Workflow

This documentation provides a comprehensive guide to the template structure necessary for implementing Workflow objects. These objects enable users to codify pipeline steps and store metadata to track inputs, outputs, software, and description files (e.g., WDL or CWL) for each workflow.

Template

## Workflow information #####################################
#     General information for the workflow
#############################################################
# All the following fields are required
name: <string>
description: <string>

runner:
  language: <language>                # cwl, wdl
  main: <file>                        # .cwl or .wdl file
  child:
    - <file>                          # .cwl or .wdl file

category:
  - <string>                          # Annotation

# All the following fields are optional and provided as example,
#   can be expanded to anything accepted by the schema
#   https://github.com/smaht-dac/smaht-portal/tree/main/src/encoded/schemas
software:
  - <software>@<version|commit>

## Input information ########################################
#     Input files and parameters
#############################################################
input:

  # File argument
  <file_argument_name>:
    argument_type: file.<format>      # bam, fastq, bwt, ...

  # Parameter argument
  <parameter_argument_name>:
    argument_type: parameter.<type>   # string, integer, float, array, boolean, object

## Output information #######################################
#     Output files and quality controls
#############################################################
output:

  # File output
  <file_output_name>:
    argument_type: file.<format>
    secondary_files:
      - <format>                      # bam, fastq, bwt, ...

  # QC output
  <qc_output_name>:
    argument_type: qc
    argument_to_be_attached_to: <file_output_name>
    # Fields to specify the output type
    #   either json or zipped folder
    json: <boolean>
    zipped: <boolean>

  # Report output
  <report_output_name>:
    argument_type: report

General Fields Definition

Required

All the following fields are required.

name

Name of the workflow, MUST BE GLOBALLY UNIQUE (ACROSS THE PORTAL OBJECTS).

description

Description of the workflow.

runner

Definition of the data processing flow for the workflow. This field is used to specify the standard language and description files used to define the workflow. Several subfields need to be specified:

  • language [required]: Language standard used for workflow description

  • main [required]: Main description file

  • child [optional]: List of supplementary description files used by main

At the moment we support two standards, Common Workflow Language (CWL) and Workflow Description Language (WDL).

category

Categories for the workflow, see schemas.

input

Description of input files and parameters for the workflow. See Input Definition.

output

Description of expected outputs for the workflow. See Output Definition.

Optional

All the following fields are optional and provided as example. Can be expanded to anything accepted by the schema, see schemas.

software

List of software used by the workflow. Each software is specified using the name of the software and the version (either version or commit) in the format <software>@<version|commit>. Each software needs to match a software that has been previously defined, see Software.

Input Definition

Each argument is defined by its name. Additional subfields need to be specified depending on the argument type.

argument_type

Definition of the type of the argument.

For a file argument, the argument type is defined as file.<format>, where <format> is the format used by the file. <format> needs to match a file format that has been previously defined, see File Format.
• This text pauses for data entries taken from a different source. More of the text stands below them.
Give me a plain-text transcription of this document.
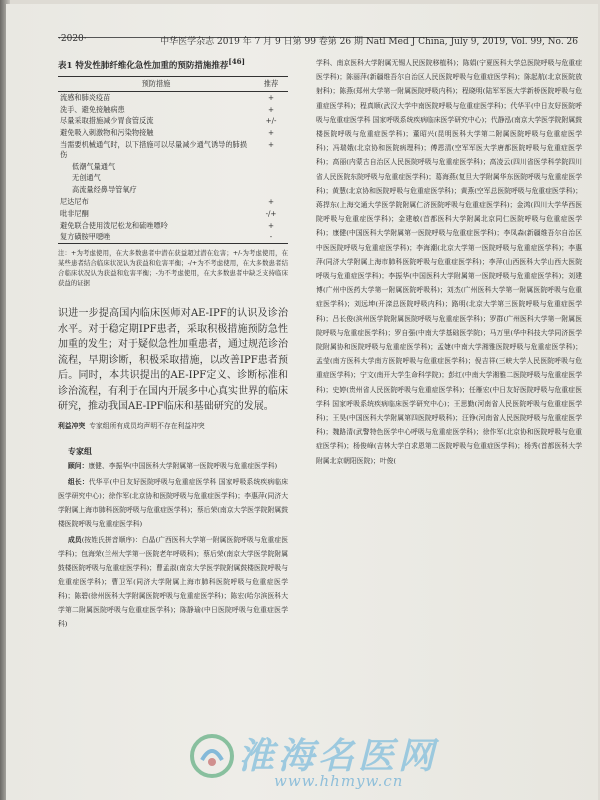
·2020·	中华医学杂志 2019 年 7 月 9 日第 99 卷第 26 期 Natl Med J China, July 9, 2019, Vol. 99, No. 26
表1 特发性肺纤维化急性加重的预防措施推荐[46]
预防措施	推荐
流感和肺炎疫苗	+
洗手、避免接触病患	+
尽量采取措施减少胃食管反流	+/-
避免吸入刺激物和污染物接触	+
当需要机械通气时，以下措施可以尽量减少通气诱导的肺损伤	+
低潮气量通气	
无创通气	
高流量经鼻导管氧疗	
尼达尼布	+
吡非尼酮	-/+
避免联合使用泼尼松龙和硫唑嘌呤	+
复方磺胺甲噁唑	-
注：+为考虑使用，在大多数患者中潜在获益超过潜在危害；+/-为考虑使用，在某些患者结合临床状况认为获益和危害平衡；-/+为不考虑使用，在大多数患者结合临床状况认为获益和危害平衡；-为不考虑使用，在大多数患者中缺乏支持临床获益的证据
识进一步提高国内临床医师对AE-IPF的认识及诊治水平。对于稳定期IPF患者，采取积极措施预防急性加重的发生；对于疑似急性加重患者，通过规范诊治流程，早期诊断，积极采取措施，以改善IPF患者预后。同时，本共识提出的AE-IPF定义、诊断标准和诊治流程，有利于在国内开展多中心真实世界的临床研究，推动我国AE-IPF临床和基础研究的发展。
利益冲突 专家组所有成员均声明不存在利益冲突
专家组
顾问：康健、李振华(中国医科大学附属第一医院呼吸与危重症医学科)
组长：代华平(中日友好医院呼吸与危重症医学科 国家呼吸系统疾病临床医学研究中心)；徐作军(北京协和医院呼吸与危重症医学科)；李惠萍(同济大学附属上海市肺科医院呼吸与危重症医学科)；蔡后荣(南京大学医学院附属鼓楼医院呼吸与危重症医学科)
成员(按姓氏拼音顺序)：白晶(广西医科大学第一附属医院呼吸与危重症医学科)；包海荣(兰州大学第一医院老年呼吸科)；蔡后荣(南京大学医学院附属鼓楼医院呼吸与危重症医学科)；曹孟淑(南京大学医学院附属鼓楼医院呼吸与危重症医学科)；曹卫军(同济大学附属上海市肺科医院呼吸与危重症医学科)；陈碧(徐州医科大学附属医院呼吸与危重症医学科)；陈宏(哈尔滨医科大学第二附属医院呼吸与危重症医学科)；陈静瑜(中日医院呼吸与危重症医学科)
学科、南京医科大学附属无锡人民医院移植科)；陈娟(宁夏医科大学总医院呼吸与危重症医学科)；陈丽萍(新疆维吾尔自治区人民医院呼吸与危重症医学科)；陈起航(北京医院放射科)；陈燕(郑州大学第一附属医院呼吸内科)；程晓明(陆军军医大学新桥医院呼吸与危重症医学科)；程真顺(武汉大学中南医院呼吸与危重症医学科)；代华平(中日友好医院呼吸与危重症医学科 国家呼吸系统疾病临床医学研究中心)；代静泓(南京大学医学院附属鼓楼医院呼吸与危重症医学科)；董昭兴(昆明医科大学第二附属医院呼吸与危重症医学科)；冯瑞娥(北京协和医院病理科)；傅恩清(空军军医大学唐都医院呼吸与危重症医学科)；高丽(内蒙古自治区人民医院呼吸与危重症医学科)；高凌云(四川省医学科学院四川省人民医院东院呼吸与危重症医学科)；葛海燕(复旦大学附属华东医院呼吸与危重症医学科)；黄慧(北京协和医院呼吸与危重症医学科)；黄燕(空军总医院呼吸与危重症医学科)；蒋捍东(上海交通大学医学院附属仁济医院呼吸与危重症医学科)；金鸿(四川大学华西医院呼吸与危重症医学科)；金建敏(首都医科大学附属北京同仁医院呼吸与危重症医学科)；康健(中国医科大学附属第一医院呼吸与危重症医学科)；李凤森(新疆维吾尔自治区中医医院呼吸与危重症医学科)；李海潮(北京大学第一医院呼吸与危重症医学科)；李惠萍(同济大学附属上海市肺科医院呼吸与危重症医学科)；李萍(山西医科大学山西大医院呼吸与危重症医学科)；李振华(中国医科大学附属第一医院呼吸与危重症医学科)；刘建博(广州中医药大学第一附属医院呼吸科)；刘杰(广州医科大学第一附属医院呼吸与危重症医学科)；刘远坤(开滦总医院呼吸内科)；路明(北京大学第三医院呼吸与危重症医学科)；吕长俊(滨州医学院附属医院呼吸与危重症医学科)；罗群(广州医科大学第一附属医院呼吸与危重症医学科)；罗自强(中南大学基础医学院)；马万里(华中科技大学同济医学院附属协和医院呼吸与危重症医学科)；孟婕(中南大学湘雅医院呼吸与危重症医学科)；孟莹(南方医科大学南方医院呼吸与危重症医学科)；倪吉祥(三峡大学人民医院呼吸与危重症医学科)；宁文(南开大学生命科学院)；彭红(中南大学湘雅二医院呼吸与危重症医学科)；史婷(贵州省人民医院呼吸与危重症医学科)；任雁宏(中日友好医院呼吸与危重症医学科 国家呼吸系统疾病临床医学研究中心)；王思勤(河南省人民医院呼吸与危重症医学科)；王昊(中国医科大学附属第四医院呼吸科)；汪铮(河南省人民医院呼吸与危重症医学科)；魏路清(武警特色医学中心呼吸与危重症医学科)；徐作军(北京协和医院呼吸与危重症医学科)；杨俊峰(吉林大学白求恩第二医院呼吸与危重症医学科)；杨秀(首都医科大学附属北京朝阳医院)；叶俊(
淮海名医网
www.hhmyw.cn
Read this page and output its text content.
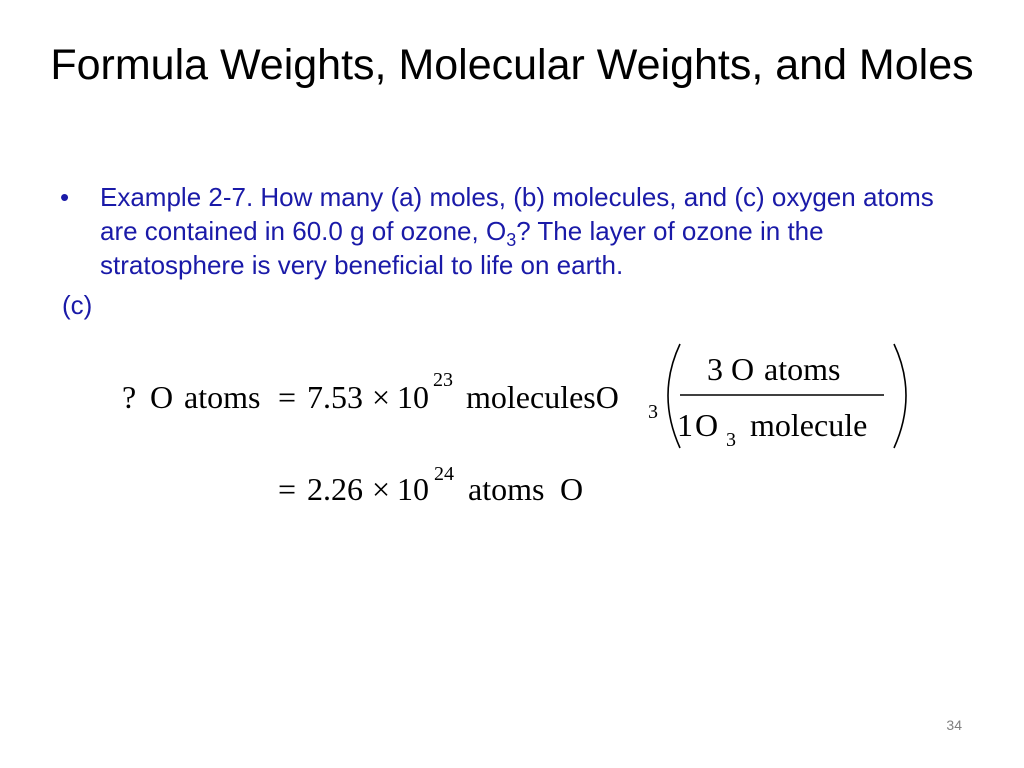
Formula Weights, Molecular Weights, and Moles
• Example 2-7. How many (a) moles, (b) molecules, and (c) oxygen atoms are contained in 60.0 g of ozone, $O_3$? The layer of ozone in the stratosphere is very beneficial to life on earth.
(c)
? O atoms = 7.53 × 10 23 moleculesO 3
3 O atoms
1 O 3 molecule
= 2.26 × 10 24 atoms O
34
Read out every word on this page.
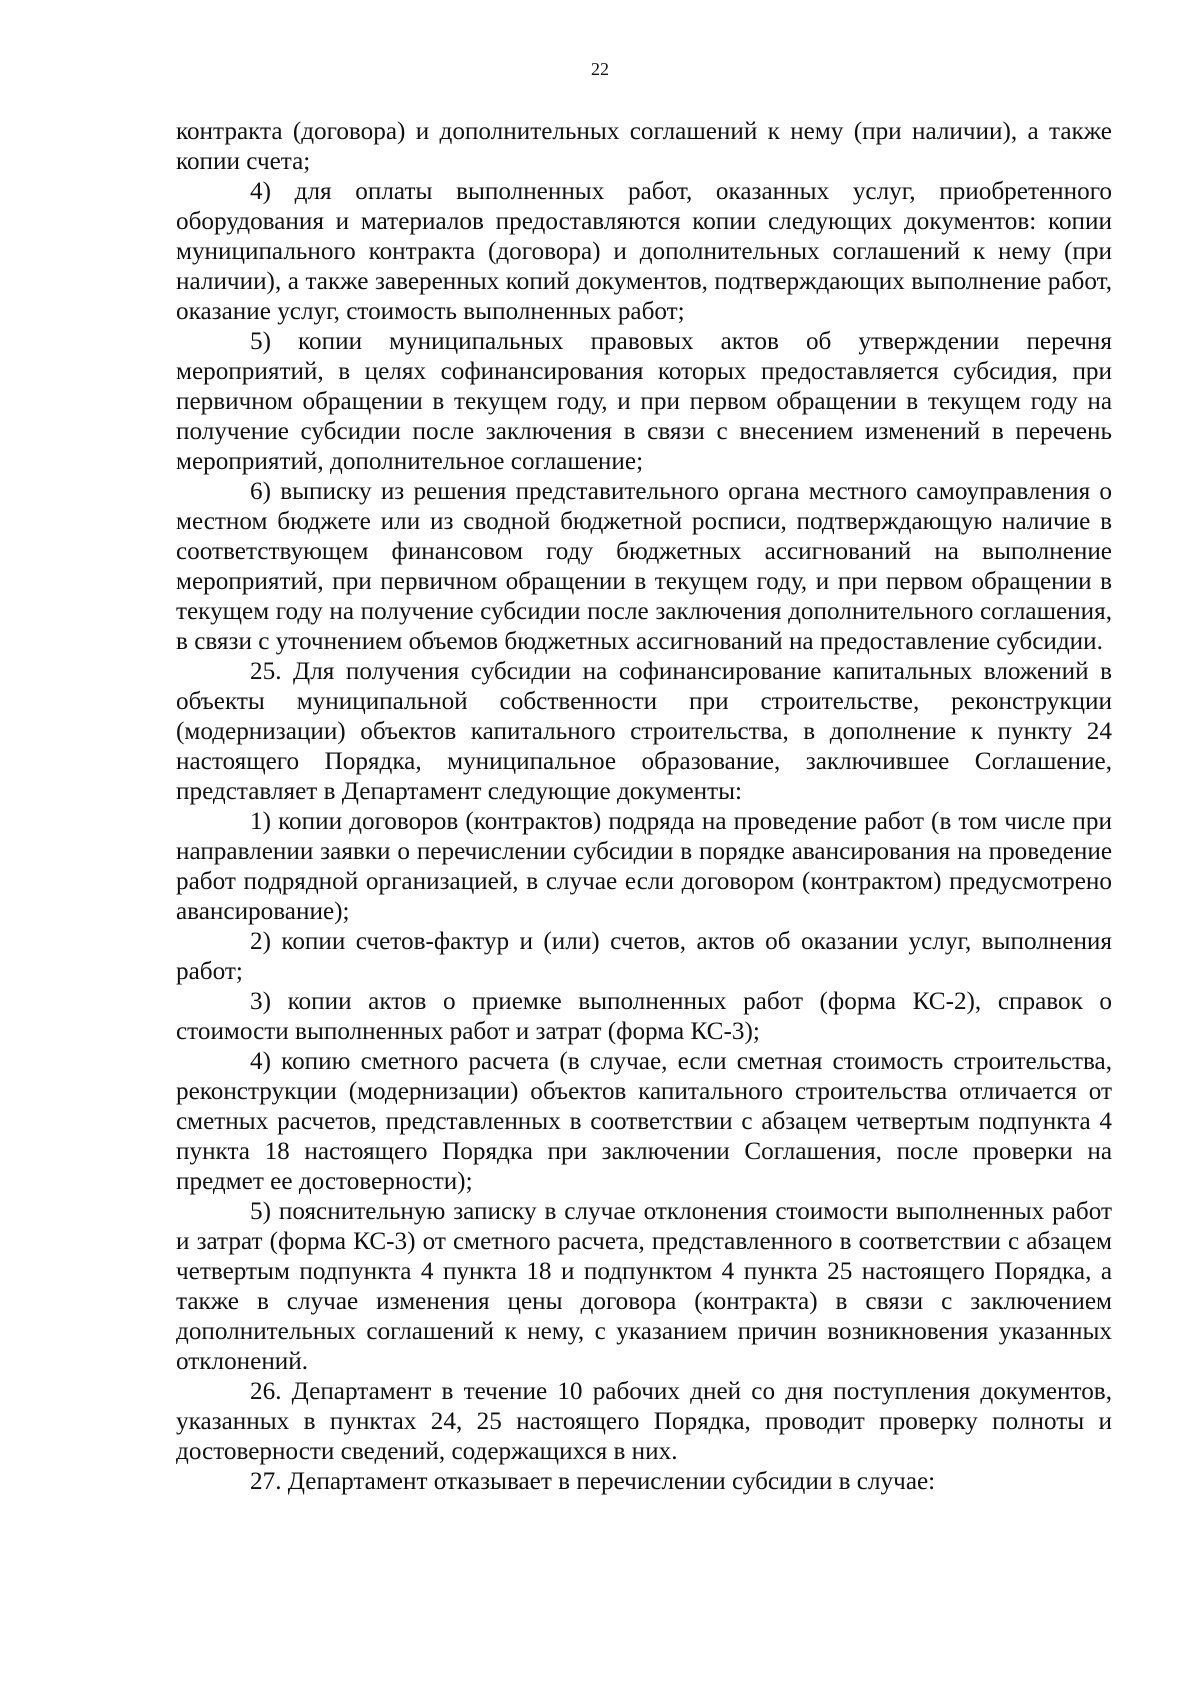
22

контракта (договора) и дополнительных соглашений к нему (при наличии), а также копии счета;

4) для оплаты выполненных работ, оказанных услуг, приобретенного оборудования и материалов предоставляются копии следующих документов: копии муниципального контракта (договора) и дополнительных соглашений к нему (при наличии), а также заверенных копий документов, подтверждающих выполнение работ, оказание услуг, стоимость выполненных работ;

5) копии муниципальных правовых актов об утверждении перечня мероприятий, в целях софинансирования которых предоставляется субсидия, при первичном обращении в текущем году, и при первом обращении в текущем году на получение субсидии после заключения в связи с внесением изменений в перечень мероприятий, дополнительное соглашение;

6) выписку из решения представительного органа местного самоуправления о местном бюджете или из сводной бюджетной росписи, подтверждающую наличие в соответствующем финансовом году бюджетных ассигнований на выполнение мероприятий, при первичном обращении в текущем году, и при первом обращении в текущем году на получение субсидии после заключения дополнительного соглашения, в связи с уточнением объемов бюджетных ассигнований на предоставление субсидии.

25. Для получения субсидии на софинансирование капитальных вложений в объекты муниципальной собственности при строительстве, реконструкции (модернизации) объектов капитального строительства, в дополнение к пункту 24 настоящего Порядка, муниципальное образование, заключившее Соглашение, представляет в Департамент следующие документы:

1) копии договоров (контрактов) подряда на проведение работ (в том числе при направлении заявки о перечислении субсидии в порядке авансирования на проведение работ подрядной организацией, в случае если договором (контрактом) предусмотрено авансирование);

2) копии счетов-фактур и (или) счетов, актов об оказании услуг, выполнения работ;

3) копии актов о приемке выполненных работ (форма КС-2), справок о стоимости выполненных работ и затрат (форма КС-3);

4) копию сметного расчета (в случае, если сметная стоимость строительства, реконструкции (модернизации) объектов капитального строительства отличается от сметных расчетов, представленных в соответствии с абзацем четвертым подпункта 4 пункта 18 настоящего Порядка при заключении Соглашения, после проверки на предмет ее достоверности);

5) пояснительную записку в случае отклонения стоимости выполненных работ и затрат (форма КС-3) от сметного расчета, представленного в соответствии с абзацем четвертым подпункта 4 пункта 18 и подпунктом 4 пункта 25 настоящего Порядка, а также в случае изменения цены договора (контракта) в связи с заключением дополнительных соглашений к нему, с указанием причин возникновения указанных отклонений.

26. Департамент в течение 10 рабочих дней со дня поступления документов, указанных в пунктах 24, 25 настоящего Порядка, проводит проверку полноты и достоверности сведений, содержащихся в них.

27. Департамент отказывает в перечислении субсидии в случае:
For a parameter argument, the argument type is defined as parameter.<type>, where <type> is the type of the value expected for the argument [string, integer, float, array, boolean, object].

Output Definition

Each output is defined by its name. Additional subfields need to be specified depending on the output type.

argument_type

Definition of the type of the output.

For a file output, the argument type is defined as file.<format>, where <format> is the format used by the file. <format> needs to match a file format that has been previously defined, see File Format.

For a report output, the argument type is defined as report.

For a QC (Quality Control) output, the argument type is defined as qc.

For a QC, it is possible to generate two different types of output: a key-value pairs JSON file and a compressed file. The JSON file can be used to create a summary report of the quality metrics generated by the QC process. The compressed file can be used to store the original output for the QC, including additional data or graphs. Both the JSON file and compressed file will be attached to the file specified as target by argument_to_be_attached_to with a QualityMetric object. The content of the JSON file will be patched directly on the object, while the compressed file will be made available for download via a link. The output type can be specified by setting json: True or zipped: True in the the QC output definition.

Template for key-value pairs JSON:

}
  "name": "Quality metric name",
  "qc_values": [
    {
      "key": "Name of the key",
      "tooltip": "Tooltip for the key",
      "value": "Value for the key"
    }
  ]
}

secondary_files

This field can be used for output files.

List of <format> for secondary files associated to the output file. Each <format> needs to match a file format that has been previously defined, see File Format.

argument_to_be_attached_to

This field can be used for output QCs.

Name of the output file the QC is calculated for.